La IA no piensa por nosotros. El riesgo es que pensemos menos.

Escrito por: Sofía Van Hoorde

Nunca habíamos tenido tantas respuestas disponibles tan rápido.
Un análisis, una estrategia, una recomendación completa. En segundos.
Y justo por eso creo que lo valioso ya no es tener la respuesta. Lo valioso es saber qué hacer con ella.
Porque una respuesta puede sonar impecable y estar equivocada. Puede ser eficiente y no ser pertinente. Puede llevarnos más rápido… en la dirección incorrecta.
Ahí está, para mí, el verdadero reto que nos plantea la inteligencia artificial. No que piense por nosotros, sino que nosotros (por comodidad, por velocidad o por costumbre) empecemos a pensar menos.
Que dejemos de cuestionar. Que aceptemos la primera recomendación. Que confundamos información con comprensión. Que ejecutemos antes de interpretar.
Le llamo sedentarismo cognitivo: mientras más nos apoyamos en la herramienta, menos ejercitamos nuestro propio criterio. Y esta tentación no es nueva. Ya la conocíamos. Pasa en los equipos donde el líder tiene todas las respuestas. El líder resuelve, decide, interviene. En el corto plazo parece eficiencia. Con el tiempo, el equipo piensa menos y depende más.
La IA no inventó ese riesgo. Solo lo puso al alcance de todos. Lo que sí puede hacer, y hay que reconocerlo, es ampliar enormemente nuestra capacidad: explorar escenarios que no habríamos considerado, encontrar patrones que no veíamos, acelerar en horas lo que antes tomaba semanas.

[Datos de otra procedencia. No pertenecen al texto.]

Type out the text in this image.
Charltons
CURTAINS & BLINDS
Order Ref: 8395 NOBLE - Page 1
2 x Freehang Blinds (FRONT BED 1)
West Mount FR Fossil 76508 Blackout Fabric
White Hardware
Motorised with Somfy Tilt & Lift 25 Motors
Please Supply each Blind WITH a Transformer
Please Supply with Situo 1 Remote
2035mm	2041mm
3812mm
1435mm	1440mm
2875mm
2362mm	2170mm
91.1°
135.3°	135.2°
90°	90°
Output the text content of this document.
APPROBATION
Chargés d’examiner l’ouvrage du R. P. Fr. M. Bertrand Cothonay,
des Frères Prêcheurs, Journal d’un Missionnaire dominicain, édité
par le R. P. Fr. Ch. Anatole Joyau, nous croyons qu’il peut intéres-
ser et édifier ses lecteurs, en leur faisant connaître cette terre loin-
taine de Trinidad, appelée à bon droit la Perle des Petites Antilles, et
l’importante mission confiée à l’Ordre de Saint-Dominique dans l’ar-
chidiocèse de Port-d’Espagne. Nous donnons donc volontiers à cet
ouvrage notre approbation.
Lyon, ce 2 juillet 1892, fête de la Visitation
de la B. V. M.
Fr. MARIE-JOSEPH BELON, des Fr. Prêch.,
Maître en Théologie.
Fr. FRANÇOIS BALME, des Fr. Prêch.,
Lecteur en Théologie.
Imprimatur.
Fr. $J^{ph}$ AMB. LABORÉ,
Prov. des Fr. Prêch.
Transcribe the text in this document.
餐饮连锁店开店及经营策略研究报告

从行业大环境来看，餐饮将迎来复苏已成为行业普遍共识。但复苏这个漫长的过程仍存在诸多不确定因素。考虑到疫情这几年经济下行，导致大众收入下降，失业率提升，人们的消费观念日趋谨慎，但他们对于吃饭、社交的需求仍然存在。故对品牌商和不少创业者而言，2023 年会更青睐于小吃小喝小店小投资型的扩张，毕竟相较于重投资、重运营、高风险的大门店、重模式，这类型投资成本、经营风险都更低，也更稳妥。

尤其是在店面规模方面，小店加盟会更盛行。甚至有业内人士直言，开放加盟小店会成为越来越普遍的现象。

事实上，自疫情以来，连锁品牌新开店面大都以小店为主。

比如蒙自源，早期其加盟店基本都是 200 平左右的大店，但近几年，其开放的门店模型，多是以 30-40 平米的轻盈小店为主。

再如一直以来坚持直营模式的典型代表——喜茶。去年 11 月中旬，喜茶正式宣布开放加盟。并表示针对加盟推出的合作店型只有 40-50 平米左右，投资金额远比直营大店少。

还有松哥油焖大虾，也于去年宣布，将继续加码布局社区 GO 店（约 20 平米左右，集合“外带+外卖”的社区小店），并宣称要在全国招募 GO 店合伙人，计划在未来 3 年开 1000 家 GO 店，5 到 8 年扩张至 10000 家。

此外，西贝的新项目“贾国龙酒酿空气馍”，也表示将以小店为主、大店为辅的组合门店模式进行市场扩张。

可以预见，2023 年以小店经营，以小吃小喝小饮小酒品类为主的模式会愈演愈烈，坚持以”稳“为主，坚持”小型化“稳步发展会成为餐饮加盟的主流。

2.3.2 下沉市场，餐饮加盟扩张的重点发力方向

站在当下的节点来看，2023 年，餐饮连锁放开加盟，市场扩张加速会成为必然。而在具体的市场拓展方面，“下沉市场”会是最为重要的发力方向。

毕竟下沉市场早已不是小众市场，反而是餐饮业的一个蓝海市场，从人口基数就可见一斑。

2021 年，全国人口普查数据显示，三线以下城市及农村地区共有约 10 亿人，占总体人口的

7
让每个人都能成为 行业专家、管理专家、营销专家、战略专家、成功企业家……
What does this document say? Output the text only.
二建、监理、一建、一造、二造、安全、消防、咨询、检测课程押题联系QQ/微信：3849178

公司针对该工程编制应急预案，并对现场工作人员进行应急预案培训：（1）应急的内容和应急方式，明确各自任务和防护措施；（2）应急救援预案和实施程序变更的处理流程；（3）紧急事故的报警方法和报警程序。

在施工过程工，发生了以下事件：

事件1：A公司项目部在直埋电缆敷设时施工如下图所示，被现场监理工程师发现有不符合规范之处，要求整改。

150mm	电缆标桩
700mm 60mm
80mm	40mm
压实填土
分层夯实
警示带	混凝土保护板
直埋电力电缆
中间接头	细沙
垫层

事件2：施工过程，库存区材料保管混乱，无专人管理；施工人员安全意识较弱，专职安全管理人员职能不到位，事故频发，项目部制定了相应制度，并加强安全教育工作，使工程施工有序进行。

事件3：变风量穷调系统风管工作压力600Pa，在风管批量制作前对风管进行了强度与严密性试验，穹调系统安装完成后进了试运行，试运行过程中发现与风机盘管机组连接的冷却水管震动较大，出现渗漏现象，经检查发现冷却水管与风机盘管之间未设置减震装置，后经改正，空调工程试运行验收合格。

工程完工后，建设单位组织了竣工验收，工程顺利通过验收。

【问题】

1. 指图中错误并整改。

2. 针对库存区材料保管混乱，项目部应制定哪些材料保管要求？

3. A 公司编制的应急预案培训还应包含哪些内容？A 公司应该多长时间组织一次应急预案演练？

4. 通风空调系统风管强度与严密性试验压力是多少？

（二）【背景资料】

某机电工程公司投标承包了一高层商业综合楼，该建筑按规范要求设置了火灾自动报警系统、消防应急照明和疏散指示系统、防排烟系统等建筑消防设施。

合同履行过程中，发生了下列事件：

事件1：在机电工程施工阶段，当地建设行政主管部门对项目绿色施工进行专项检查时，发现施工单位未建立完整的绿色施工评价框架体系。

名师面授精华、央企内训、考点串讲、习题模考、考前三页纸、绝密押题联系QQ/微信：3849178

Lo que no puede hacer es entender nuestro contexto, cuestionar un supuesto incómodo, leer lo que los datos no dicen ni asumir las consecuencias de una decisión.
Y hay algo que solemos pasar por alto: una herramienta que amplifica nuestras capacidades también amplifica nuestros errores. Un mal supuesto, un sesgo, una conclusión apresurada…
Por eso creo que la IA no elimina el liderazgo. Lo pone a prueba.
La pregunta ya no es qué puede hacer la IA por nosotros, sino qué tipo de líderes necesitamos ser cuando tenemos herramientas capaces de amplificar nuestras decisiones… y también nuestras equivocaciones.
Quizá ahí está el cambio más importante en nuestro rol. Dejar de medir nuestro valor por cuánto sabemos o cuántos problemas resolvemos, y empezar a medirlo por la calidad del pensamiento que provocamos en los demás.
Menos respuestas. Mejores preguntas.
¿Qué estamos tratando de resolver realmente? ¿Qué estamos dando por hecho? ¿Qué no estamos viendo? ¿Esto tiene sentido para nuestra realidad?
La IA puede ayudarnos muchísimo a explorar esas preguntas. Lo que no debería es ahorrarnos el trabajo de hacerlas. Usarla no significa delegar el criterio. Significa tener una herramienta extraordinaria para llevarlo más lejos.
Y lo mismo aplica con nuestra gente. El objetivo no puede ser formar equipos que antes dependían del líder y ahora dependan de una herramienta. La inteligencia artificial puede ampliar nuestras capacidades.
El propósito, el criterio y la responsabilidad siguen siendo nuestros.
Piensa en tu equipo esta semana: ¿la IA los está ayudando a pensar mejor, o solamente a responder más rápido?